Loewen has had a front-row seat to the birth and maturation of the Bothell campus, which was founded in 1989.
She said she and her husband designed and built their home on 183rd Court and moved in 30 years ago. They have two children who are both graduates of UW Seattle, and she earned a degree from UW Bothell.
Over the years, she’s sat through plenty of meetings and read plenty of documents as the university and college took root. In writing and in person, she said, officials pledged to keep a solid greenbelt between the homes and future campus buildings.
When the master plan process got underway, she attended those sessions too. She and her neighbors pushed for more trees and less concrete and university officials said they would work to minimize the impacts.
“It felt like they were listening to us,” Loewen said.
Then she saw the layout for the garage. “Nothing we said made any difference,” she said.
Neighbors still have opportunities to voice their concerns.
As part of the city’s permit review process, owners of properties within 500 feet of the site received a notice of the application’s filing and a 21-day period in which to respond with any comments.
City staff will make the final decision.
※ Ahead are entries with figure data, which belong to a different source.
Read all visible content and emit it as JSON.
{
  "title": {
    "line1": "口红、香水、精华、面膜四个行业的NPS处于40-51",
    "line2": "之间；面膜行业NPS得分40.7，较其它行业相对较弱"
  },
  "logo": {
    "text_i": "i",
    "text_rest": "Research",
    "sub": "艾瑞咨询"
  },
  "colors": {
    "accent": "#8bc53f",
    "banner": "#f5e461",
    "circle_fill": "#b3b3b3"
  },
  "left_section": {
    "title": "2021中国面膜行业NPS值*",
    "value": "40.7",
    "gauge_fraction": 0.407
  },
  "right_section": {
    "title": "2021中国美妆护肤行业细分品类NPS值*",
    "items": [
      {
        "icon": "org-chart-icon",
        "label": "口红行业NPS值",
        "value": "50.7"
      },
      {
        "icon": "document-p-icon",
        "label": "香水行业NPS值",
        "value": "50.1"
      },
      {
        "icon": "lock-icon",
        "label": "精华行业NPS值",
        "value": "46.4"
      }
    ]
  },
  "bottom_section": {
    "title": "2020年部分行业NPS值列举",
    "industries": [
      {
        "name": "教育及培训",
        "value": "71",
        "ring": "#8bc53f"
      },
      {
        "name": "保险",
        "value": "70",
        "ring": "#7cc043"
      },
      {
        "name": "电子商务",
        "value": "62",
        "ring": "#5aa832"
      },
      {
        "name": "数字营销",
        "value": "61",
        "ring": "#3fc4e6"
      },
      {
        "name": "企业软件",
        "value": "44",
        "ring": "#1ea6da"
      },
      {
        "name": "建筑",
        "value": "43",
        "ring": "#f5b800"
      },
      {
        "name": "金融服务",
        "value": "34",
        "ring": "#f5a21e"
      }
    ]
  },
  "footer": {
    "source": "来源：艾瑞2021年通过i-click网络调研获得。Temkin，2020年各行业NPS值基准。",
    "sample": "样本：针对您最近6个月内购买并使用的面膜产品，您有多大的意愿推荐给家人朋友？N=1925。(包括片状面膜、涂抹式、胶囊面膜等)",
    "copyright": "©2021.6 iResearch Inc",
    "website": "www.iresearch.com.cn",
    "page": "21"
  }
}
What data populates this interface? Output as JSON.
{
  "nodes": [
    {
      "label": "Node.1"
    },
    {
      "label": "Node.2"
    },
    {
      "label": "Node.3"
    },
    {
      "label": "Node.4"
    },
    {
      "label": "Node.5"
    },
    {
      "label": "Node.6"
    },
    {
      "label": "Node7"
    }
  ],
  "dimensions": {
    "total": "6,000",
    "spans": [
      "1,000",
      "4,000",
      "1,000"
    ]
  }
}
Once they do, property owners will get a copy. It will contain any conditions placed on the project as well as procedures and timing for an appeal, according to Community Development Director Michael Kattermann.
In the meantime, in March, officials of the university and college plan another public meeting to discuss the status of the project, Snyder said.
Jeanne Zornes lives in the neighborhood and got the city’s notice of the permit application. She was one of those working to derail the dorm project in 2016. Now, a city councilwoman, she knows the fate of the project is in the hands of the University of Washington Bothell and Cascadia College.
“They would have to push the pause button,” she said. “If they care about not breaking trust with the community, they might do that. That might be prudent.”